7 Porque no nos dio el Señor a nosotros un espíritu de timidez, sino de
fortaleza, de caridad y de templanza.
8 No te avergüences, pues, ni del testimonio que has de dar de nuestro
Señor, ni de mí, su prisionero; sino, al contrario, soporta conmigo
los
sufrimientos por el Evangelio, ayudado por la fuerza de Dios,
9 que nos ha salvado y nos ha llamado con una vocación santa, no por
nuestras obras, sino por su propia determinación y por su gracia que nos dio
desde toda la eternidad en Cristo Jesús,
10 y que se ha manifestado ahora con la Manifestación de nuestro
Salvador Cristo Jesús, quien ha destruido la muerte y ha hecho irradiar vida
e inmortalidad por medio del Evangelio
11 para cuyo servicio he sido yo constituido heraldo, apóstol y
maestro.
12 Por este motivo estoy soportando estos sufrimientos; pero no me
avergüenzo, porque yo sé bien en quién tengo puesta mi fe, y estoy
convencido de que es poderoso para guardar mi depósito hasta aquel Día.

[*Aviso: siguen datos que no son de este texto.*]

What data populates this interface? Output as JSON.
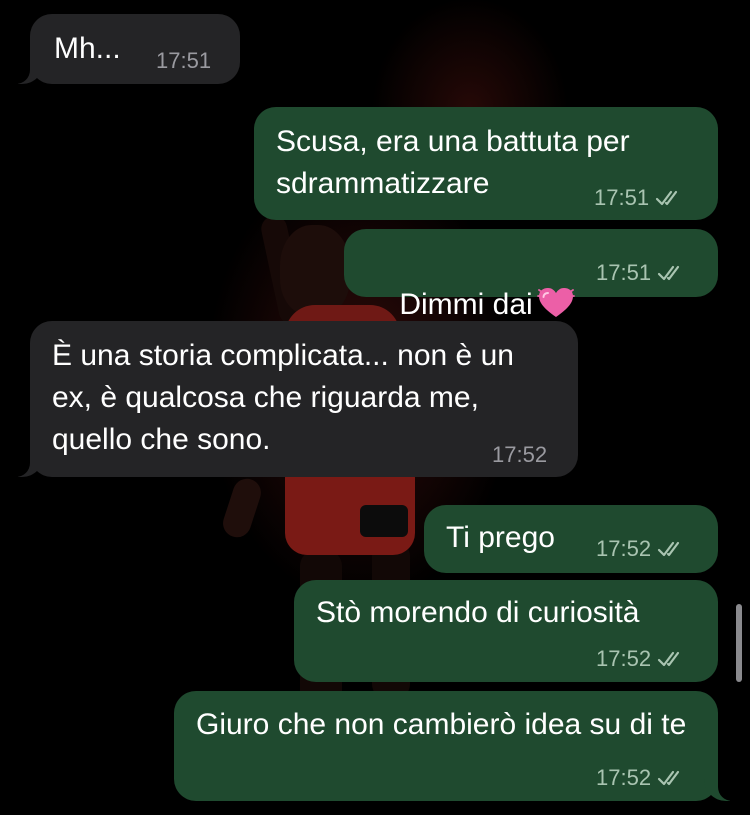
{
  "colors": {
    "incoming_bubble": "#242426",
    "outgoing_bubble": "#1f4a2f",
    "background": "#000000",
    "read_ticks": "#a9c4b1"
  },
  "messages": [
    {
      "direction": "incoming",
      "text": "Mh...",
      "time": "17:51"
    },
    {
      "direction": "outgoing",
      "text": "Scusa, era una battuta per sdrammatizzare",
      "time": "17:51",
      "status": "read"
    },
    {
      "direction": "outgoing",
      "text": "Dimmi dai",
      "emoji": "heart-emoji",
      "time": "17:51",
      "status": "read"
    },
    {
      "direction": "incoming",
      "text": "È una storia complicata... non è un ex, è qualcosa che riguarda me, quello che sono.",
      "time": "17:52"
    },
    {
      "direction": "outgoing",
      "text": "Ti prego",
      "time": "17:52",
      "status": "read"
    },
    {
      "direction": "outgoing",
      "text": "Stò morendo di curiosità",
      "time": "17:52",
      "status": "read"
    },
    {
      "direction": "outgoing",
      "text": "Giuro che non cambierò idea su di te",
      "time": "17:52",
      "status": "read"
    }
  ]
}
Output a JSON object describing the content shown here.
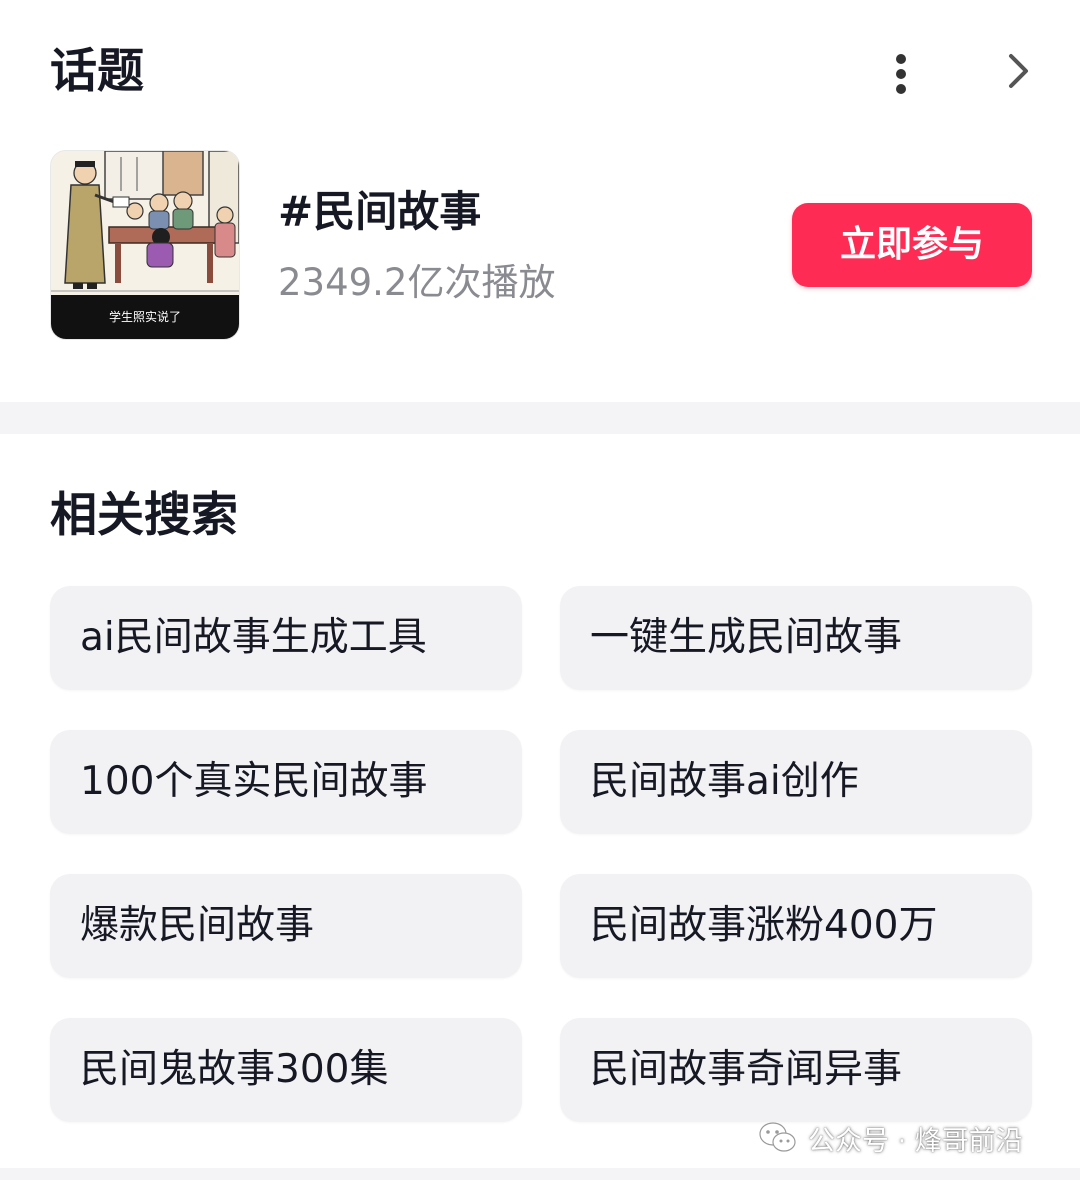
{
  "topic_section": {
    "title": "话题",
    "more_icon": "more-vertical-icon",
    "chevron_icon": "chevron-right-icon"
  },
  "topic": {
    "thumbnail_caption": "学生照实说了",
    "name": "#民间故事",
    "plays": "2349.2亿次播放",
    "join_label": "立即参与",
    "join_color": "#fe2c55"
  },
  "related": {
    "title": "相关搜索",
    "items": [
      {
        "label": "ai民间故事生成工具"
      },
      {
        "label": "一键生成民间故事"
      },
      {
        "label": "100个真实民间故事"
      },
      {
        "label": "民间故事ai创作"
      },
      {
        "label": "爆款民间故事"
      },
      {
        "label": "民间故事涨粉400万"
      },
      {
        "label": "民间鬼故事300集"
      },
      {
        "label": "民间故事奇闻异事"
      }
    ]
  },
  "watermark": {
    "text": "公众号 · 烽哥前沿",
    "icon": "wechat-icon"
  }
}
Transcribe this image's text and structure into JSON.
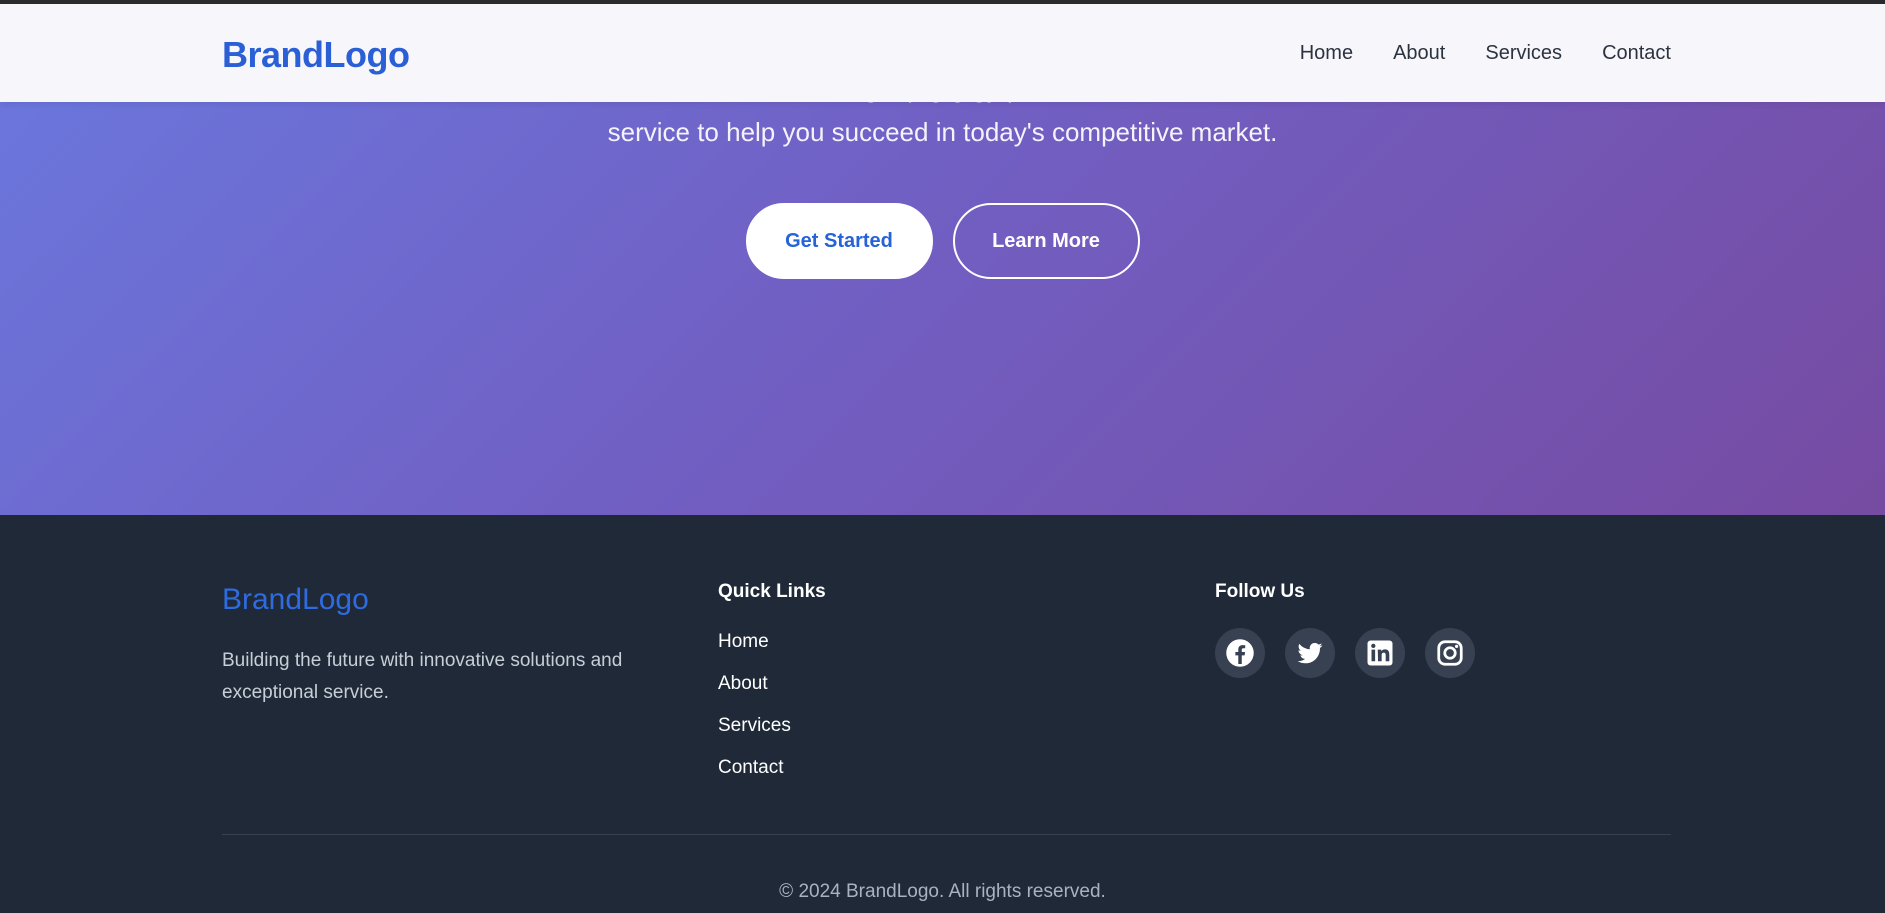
{
  "navbar": {
    "brand": "BrandLogo",
    "links": [
      "Home",
      "About",
      "Services",
      "Contact"
    ]
  },
  "hero": {
    "text_line1": "g   o   p       g  g       gy   p",
    "text_line2": "service to help you succeed in today's competitive market.",
    "primary_button": "Get Started",
    "secondary_button": "Learn More"
  },
  "footer": {
    "brand": "BrandLogo",
    "description": "Building the future with innovative solutions and exceptional service.",
    "quick_links_heading": "Quick Links",
    "quick_links": [
      "Home",
      "About",
      "Services",
      "Contact"
    ],
    "follow_heading": "Follow Us",
    "social_icons": [
      "facebook-icon",
      "twitter-icon",
      "linkedin-icon",
      "instagram-icon"
    ],
    "copyright": "© 2024 BrandLogo. All rights reserved."
  },
  "colors": {
    "brand_blue": "#2a5fd6",
    "hero_gradient_start": "#6a78de",
    "hero_gradient_end": "#764ba2",
    "footer_bg": "#1f2937"
  }
}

13 Ten por norma las palabras sanas que oíste de mí en la fe y en la
caridad de Cristo Jesús.
14 Conserva el buen depósito mediante el Espíritu Santo que habita en
nosotros.
15 Ya sabes tú que todos los de Asia me han abandonado, y entre ellos
Figelo y Hermógenes.
16 Que el Señor conceda misericordia a la familia de Onesíforo, pues
me alivió muchas veces y no se avergonzó de mis cadenas,
17 sino que, en cuanto llegó a Roma, me buscó solícitamente y me
encontró.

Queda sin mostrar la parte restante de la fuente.